Personal information
- Date of birth: 13 November 2004 (age 21)
- Place of birth: Berendrecht, Belgium
- Height: 1.87 m (6 ft 2 in)
- Position: Midfielder

Team information
- Current team: De Graafschap
- Number: 6

Youth career
- 2009–2013: Zandvliet Sport
- 2013–2015: Lierse
- 2015–2018: KV Mechelen
- 2018–2022: Antwerp

Senior career*
- Years: Team / Apps / (Gls)
- 2022–2025: Young Reds Antwerp / 62 / (2)
- 2023–2025: Antwerp / 7 / (0)
- 2025–: De Graafschap / 18 / (1)

= Milan Smits =

Belgian footballer (born 2004)

Milan Smits (born 13 November 2004) is a Belgian professional footballer who plays as a midfielder for Dutch club De Graafschap.

==Career==
Smits was born in Berendrecht, Belgium, and began his footballing development at local club Zandvliet Sport, where he spent four years in the youth setup from 2009 to 2013. He then joined the academy of Lierse, remaining there for two seasons before moving to KV Mechelen in 2015. In 2018, Smits transferred to the youth department of Antwerp.

He made his Belgian Pro League debut on 5 March 2023, coming on as a late substitute in a 5–0 home win against former club Mechelen. It was his only appearance of the season. Later that month, he was given his first professional contract, to last until 2025, with the option of a further year.

Smits returned to the first team on 24 January 2024, starting in a 3–2 victory away to OH Leuven in the quarter-finals of the Belgian Cup, shortly after the departure of midfielder Arthur Vermeeren to Atlético Madrid.
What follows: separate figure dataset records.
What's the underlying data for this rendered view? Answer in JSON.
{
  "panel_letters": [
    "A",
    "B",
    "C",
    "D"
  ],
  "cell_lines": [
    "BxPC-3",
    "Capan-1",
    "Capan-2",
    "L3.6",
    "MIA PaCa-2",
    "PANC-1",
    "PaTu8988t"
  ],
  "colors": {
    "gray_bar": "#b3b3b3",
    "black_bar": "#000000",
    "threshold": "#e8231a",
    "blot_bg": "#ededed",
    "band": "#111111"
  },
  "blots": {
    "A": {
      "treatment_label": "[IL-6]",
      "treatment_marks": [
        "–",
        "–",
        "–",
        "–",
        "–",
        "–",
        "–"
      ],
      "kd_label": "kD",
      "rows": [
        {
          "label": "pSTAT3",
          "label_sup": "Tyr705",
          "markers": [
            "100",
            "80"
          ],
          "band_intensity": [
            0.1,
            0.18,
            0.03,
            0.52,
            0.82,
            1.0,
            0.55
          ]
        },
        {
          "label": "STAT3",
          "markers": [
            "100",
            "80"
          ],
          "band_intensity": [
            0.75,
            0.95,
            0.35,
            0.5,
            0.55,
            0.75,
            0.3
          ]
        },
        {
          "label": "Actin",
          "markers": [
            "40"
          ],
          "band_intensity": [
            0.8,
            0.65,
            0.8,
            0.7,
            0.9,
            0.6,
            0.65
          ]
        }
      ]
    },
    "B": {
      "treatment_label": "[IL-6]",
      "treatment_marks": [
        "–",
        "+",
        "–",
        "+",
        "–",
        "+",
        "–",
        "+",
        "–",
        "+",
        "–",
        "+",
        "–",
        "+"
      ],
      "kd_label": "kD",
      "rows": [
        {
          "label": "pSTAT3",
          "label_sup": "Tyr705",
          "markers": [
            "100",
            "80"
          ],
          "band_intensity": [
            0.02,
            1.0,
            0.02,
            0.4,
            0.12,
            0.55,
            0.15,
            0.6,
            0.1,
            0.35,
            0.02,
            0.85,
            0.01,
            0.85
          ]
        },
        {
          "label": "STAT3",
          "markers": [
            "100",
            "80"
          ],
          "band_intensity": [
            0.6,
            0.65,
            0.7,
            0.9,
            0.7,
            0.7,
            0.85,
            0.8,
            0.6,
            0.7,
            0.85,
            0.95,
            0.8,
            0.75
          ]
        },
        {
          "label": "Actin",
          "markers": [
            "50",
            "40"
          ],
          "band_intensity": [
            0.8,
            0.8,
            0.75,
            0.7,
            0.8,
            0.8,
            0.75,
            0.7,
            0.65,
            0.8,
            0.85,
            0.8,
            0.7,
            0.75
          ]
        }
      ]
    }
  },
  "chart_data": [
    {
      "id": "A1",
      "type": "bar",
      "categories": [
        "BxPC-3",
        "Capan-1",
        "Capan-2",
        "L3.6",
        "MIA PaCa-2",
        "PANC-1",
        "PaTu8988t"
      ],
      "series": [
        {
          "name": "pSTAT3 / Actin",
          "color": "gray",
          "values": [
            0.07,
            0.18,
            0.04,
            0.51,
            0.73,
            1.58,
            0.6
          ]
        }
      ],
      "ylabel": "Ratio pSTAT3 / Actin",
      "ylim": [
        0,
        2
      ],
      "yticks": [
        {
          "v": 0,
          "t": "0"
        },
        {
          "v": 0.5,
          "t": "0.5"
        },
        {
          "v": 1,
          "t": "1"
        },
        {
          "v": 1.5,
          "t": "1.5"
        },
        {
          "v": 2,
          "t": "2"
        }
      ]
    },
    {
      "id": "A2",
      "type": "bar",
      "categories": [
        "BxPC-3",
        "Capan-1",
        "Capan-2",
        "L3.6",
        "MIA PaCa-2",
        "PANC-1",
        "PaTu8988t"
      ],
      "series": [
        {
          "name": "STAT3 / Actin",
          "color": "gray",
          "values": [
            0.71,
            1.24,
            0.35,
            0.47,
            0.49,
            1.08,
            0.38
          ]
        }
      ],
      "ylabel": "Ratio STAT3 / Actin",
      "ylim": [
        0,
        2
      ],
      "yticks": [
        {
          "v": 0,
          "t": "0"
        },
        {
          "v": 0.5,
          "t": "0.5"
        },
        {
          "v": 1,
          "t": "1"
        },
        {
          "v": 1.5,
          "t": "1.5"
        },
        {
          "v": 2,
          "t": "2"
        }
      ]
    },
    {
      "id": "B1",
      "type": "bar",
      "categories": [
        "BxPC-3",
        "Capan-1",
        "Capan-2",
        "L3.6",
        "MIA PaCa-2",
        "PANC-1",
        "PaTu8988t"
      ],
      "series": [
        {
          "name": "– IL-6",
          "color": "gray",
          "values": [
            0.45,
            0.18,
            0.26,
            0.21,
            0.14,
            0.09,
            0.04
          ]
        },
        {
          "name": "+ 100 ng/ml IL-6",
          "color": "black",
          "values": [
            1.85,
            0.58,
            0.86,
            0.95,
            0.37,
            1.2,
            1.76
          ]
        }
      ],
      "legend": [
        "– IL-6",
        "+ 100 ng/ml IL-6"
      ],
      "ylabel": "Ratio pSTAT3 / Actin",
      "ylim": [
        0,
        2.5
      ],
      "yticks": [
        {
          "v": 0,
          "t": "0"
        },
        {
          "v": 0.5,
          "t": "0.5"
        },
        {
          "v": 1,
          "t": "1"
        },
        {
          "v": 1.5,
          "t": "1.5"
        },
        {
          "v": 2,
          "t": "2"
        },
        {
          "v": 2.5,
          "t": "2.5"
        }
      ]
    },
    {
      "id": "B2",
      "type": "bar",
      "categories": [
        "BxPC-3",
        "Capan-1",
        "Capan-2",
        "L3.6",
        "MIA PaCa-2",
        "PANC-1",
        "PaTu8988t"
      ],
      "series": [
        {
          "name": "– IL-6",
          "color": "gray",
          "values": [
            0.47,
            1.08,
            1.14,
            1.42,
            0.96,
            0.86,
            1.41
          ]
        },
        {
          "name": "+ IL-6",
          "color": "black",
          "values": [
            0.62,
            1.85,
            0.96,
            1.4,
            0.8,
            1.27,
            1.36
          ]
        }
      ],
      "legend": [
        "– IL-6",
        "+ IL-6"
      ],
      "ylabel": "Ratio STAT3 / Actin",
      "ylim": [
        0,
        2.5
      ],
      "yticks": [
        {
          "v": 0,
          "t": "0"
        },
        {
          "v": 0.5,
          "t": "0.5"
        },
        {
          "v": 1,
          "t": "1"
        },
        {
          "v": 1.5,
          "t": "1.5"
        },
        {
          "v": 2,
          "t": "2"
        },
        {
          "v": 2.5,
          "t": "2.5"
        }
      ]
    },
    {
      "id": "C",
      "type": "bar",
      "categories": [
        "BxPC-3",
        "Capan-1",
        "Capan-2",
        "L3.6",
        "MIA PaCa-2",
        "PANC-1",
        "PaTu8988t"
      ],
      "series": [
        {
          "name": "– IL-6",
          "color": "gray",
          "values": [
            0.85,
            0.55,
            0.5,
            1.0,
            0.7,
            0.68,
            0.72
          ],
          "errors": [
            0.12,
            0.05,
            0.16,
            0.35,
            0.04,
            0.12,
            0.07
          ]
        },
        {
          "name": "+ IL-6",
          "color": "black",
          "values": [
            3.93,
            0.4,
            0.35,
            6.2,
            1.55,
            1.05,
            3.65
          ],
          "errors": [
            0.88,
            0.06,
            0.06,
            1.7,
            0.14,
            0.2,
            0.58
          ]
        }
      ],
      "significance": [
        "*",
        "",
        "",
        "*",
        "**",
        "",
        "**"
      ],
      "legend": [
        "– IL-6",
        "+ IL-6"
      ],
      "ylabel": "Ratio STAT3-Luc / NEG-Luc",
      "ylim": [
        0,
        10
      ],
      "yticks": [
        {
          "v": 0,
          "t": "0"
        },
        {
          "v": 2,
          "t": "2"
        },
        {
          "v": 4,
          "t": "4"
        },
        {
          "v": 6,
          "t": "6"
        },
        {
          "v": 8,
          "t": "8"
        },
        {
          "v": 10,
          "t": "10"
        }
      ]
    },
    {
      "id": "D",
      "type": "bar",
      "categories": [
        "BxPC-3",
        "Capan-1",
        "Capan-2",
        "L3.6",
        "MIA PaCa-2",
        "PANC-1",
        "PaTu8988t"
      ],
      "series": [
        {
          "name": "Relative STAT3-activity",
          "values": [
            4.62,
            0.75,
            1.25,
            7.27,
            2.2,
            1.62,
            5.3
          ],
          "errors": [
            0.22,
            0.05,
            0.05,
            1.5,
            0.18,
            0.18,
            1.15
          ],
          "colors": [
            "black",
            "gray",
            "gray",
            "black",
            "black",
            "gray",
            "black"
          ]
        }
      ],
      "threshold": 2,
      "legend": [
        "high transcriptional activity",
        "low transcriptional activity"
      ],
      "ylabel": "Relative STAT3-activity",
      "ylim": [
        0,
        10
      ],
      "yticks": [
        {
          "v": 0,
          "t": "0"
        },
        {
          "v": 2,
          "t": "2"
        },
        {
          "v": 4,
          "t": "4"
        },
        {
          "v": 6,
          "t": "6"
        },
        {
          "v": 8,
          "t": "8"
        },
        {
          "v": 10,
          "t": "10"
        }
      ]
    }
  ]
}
On 25 June 2025, Smits joined Dutch Eerste Divisie side De Graafschap, signing a two-year contract with an option for a third. At the time of the signing, technical manager Berry Powel described him as "a versatile midfielder with great stamina," highlighting his tactical awareness and ambition to grow.

==Personal life==
Smits's father, Björn Smits was also a footballer, who played for Royal Antwerp in the 1990s.